Moreover, the Plan and related documents reveal no internal incompatibility that conclusively belies a drafting error. The 1999 motion may be read consistently with the other Plan language: an employee may continue to work on or after age 62 and receive pension payments, too; provided, that is, that she previously separated from service. Similarly, the term "retire" in Section 3.04 of the Plan Document, which does not refer to the separation requirement, can be read in conjunction with the explication of the word "retired" in Section 7.06, which requires separation from service. Finally, reformation in the present case would be inconsistent with the goals of ERISA. Here, employees are likely to rely on the Plan Document to determine their rights and obligations with respect to retirement benefits. In sum, equity does not require reformation under the circumstances, and it would be inappropriate to apply the scrivener's error doctrine.
B. The Anti-Cutback Rule
I move, then, to Plaintiffs' assertion that the separation from service requirement violates ERISA's anti-cutback provision. Defendant argues, in opposition and initially in its own Motion, that the provision is inapplicable here.

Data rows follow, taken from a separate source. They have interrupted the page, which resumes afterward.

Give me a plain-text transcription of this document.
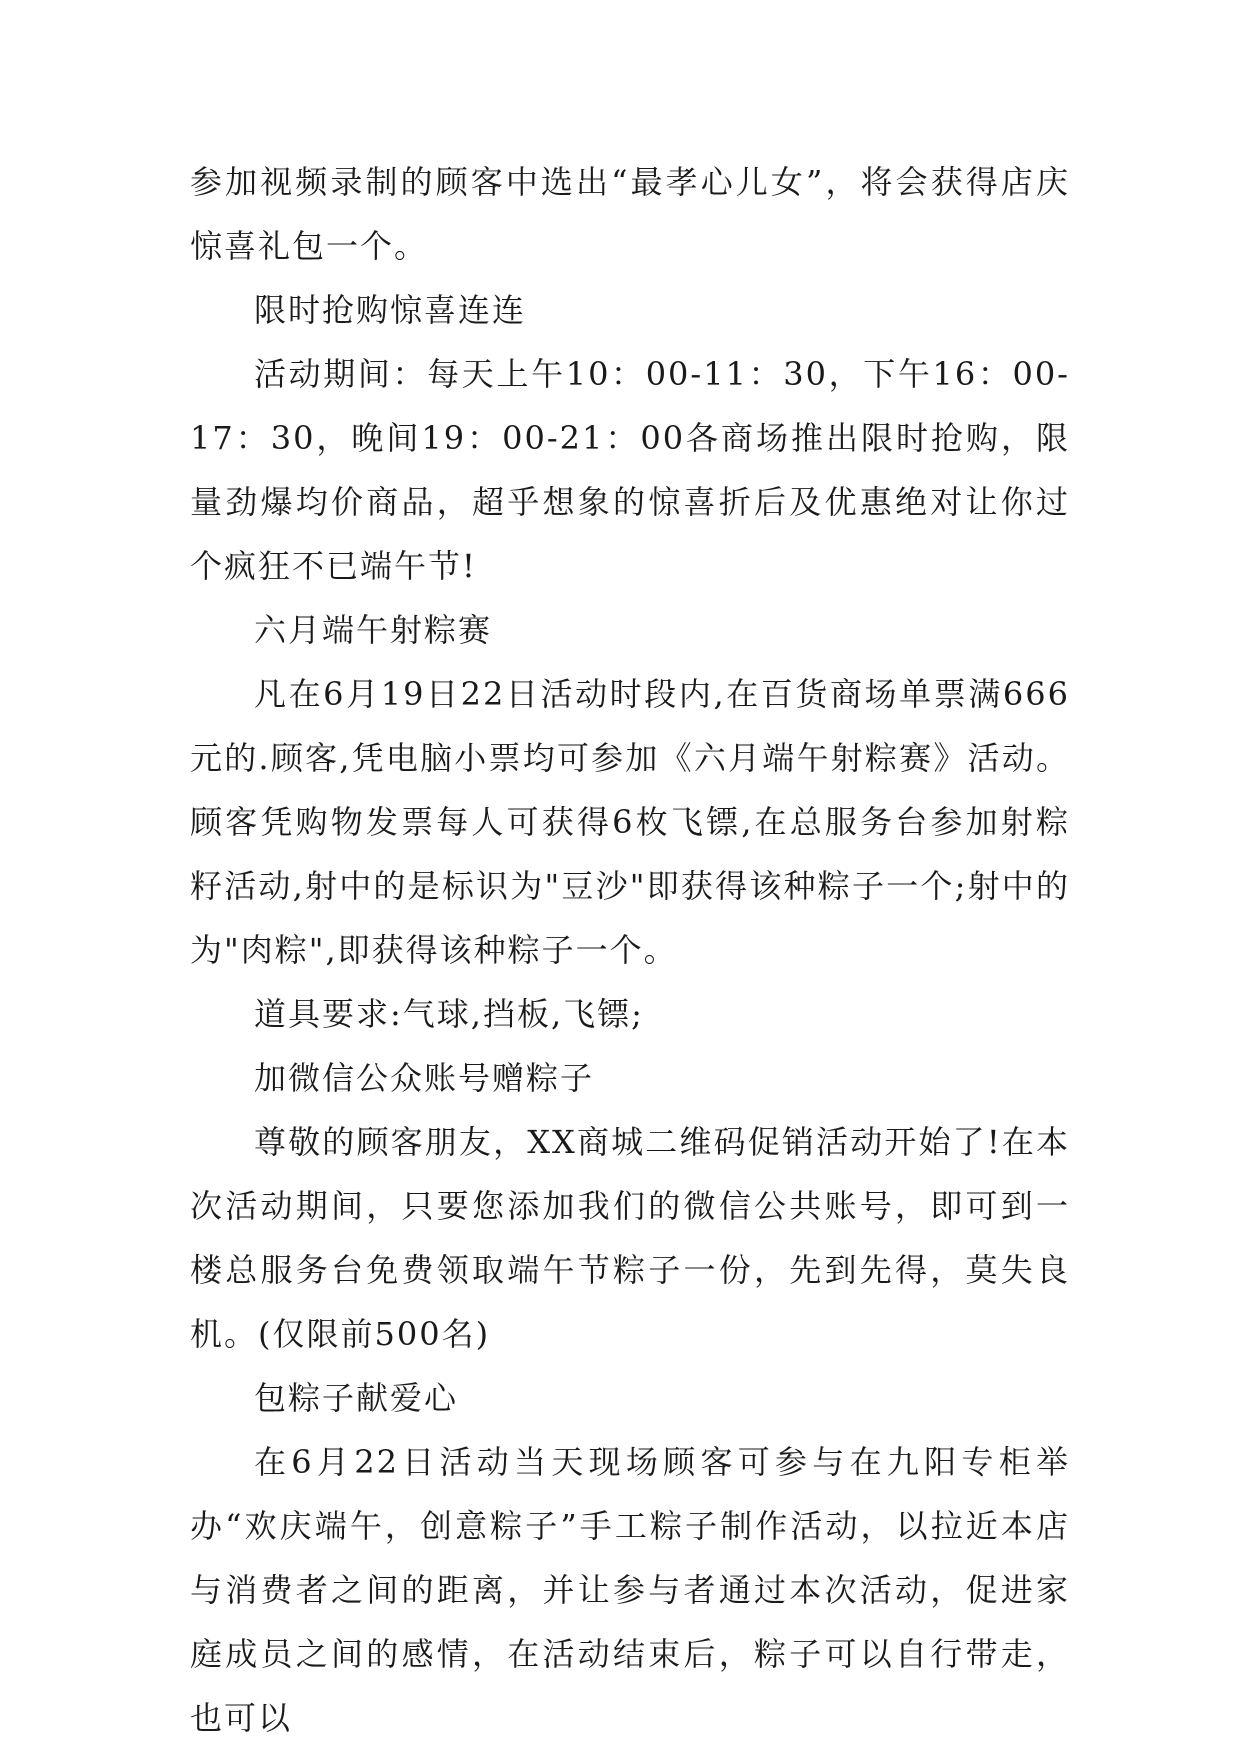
参加视频录制的顾客中选出“最孝心儿女”，将会获得店庆惊喜礼包一个。

限时抢购惊喜连连

活动期间：每天上午10：00-11：30，下午16：00-17：30，晚间19：00-21：00各商场推出限时抢购，限量劲爆均价商品，超乎想象的惊喜折后及优惠绝对让你过个疯狂不已端午节!

六月端午射粽赛

凡在6月19日22日活动时段内,在百货商场单票满666元的.顾客,凭电脑小票均可参加《六月端午射粽赛》活动。顾客凭购物发票每人可获得6枚飞镖,在总服务台参加射粽籽活动,射中的是标识为"豆沙"即获得该种粽子一个;射中的为"肉粽",即获得该种粽子一个。

道具要求:气球,挡板,飞镖;

加微信公众账号赠粽子

尊敬的顾客朋友，XX商城二维码促销活动开始了!在本次活动期间，只要您添加我们的微信公共账号，即可到一楼总服务台免费领取端午节粽子一份，先到先得，莫失良机。(仅限前500名)

包粽子献爱心

在6月22日活动当天现场顾客可参与在九阳专柜举办“欢庆端午，创意粽子”手工粽子制作活动，以拉近本店与消费者之间的距离，并让参与者通过本次活动，促进家庭成员之间的感情，在活动结束后，粽子可以自行带走，也可以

The anti-cutback provision of ERISA provides, with exceptions not at issue here, that "[t]he accrued benefit of a participant under a plan may not be decreased by an amendment of the plan." 29 U.S.C. § 1054(g)(1). A crucial principle in this context is that a new condition may not be imposed after a benefit has been accrued; conditions set before the benefit has accrued, for example, survive the anti-cutback rule. Central Laborer's Pension Fund v. Heinz, 541 U.S. 739, 745-46, 124 S.Ct. 2230, 159 L.Ed. 2d 46 (2004). The anti-cutback provision implements the central goal of ERISA, which is to protect "employees' justified expectations of receiving the benefits their employers promise them." Id. at 743.
First, by its terms, the statutory provision prohibits amendments, and not other employer or trustee activity, that decreases an accrued benefit. In this case, it is not the amendment itself that is alleged to have decreased Plaintiff Employee's benefit.*fn5 Instead, accepting the facts in the light most favorable to Plaintiffs, the terms of his rehiring are alleged to have decreased the benefits. The amendment itself, while mandating a separation from service, does not mandate the terms of any subsequent return to employment, or any shrinking of benefits. Moreover, the challenged amendments did not impose any new condition on the receipt of benefits already accrued. Prior to the 1999 amendments, the Plan Document required a separation of service, and the amendments left that relatively longtime requirement in place. Accordingly, the anti-cutback provision does not apply, because these facts do not present the required decrease "by an amendment of the plan."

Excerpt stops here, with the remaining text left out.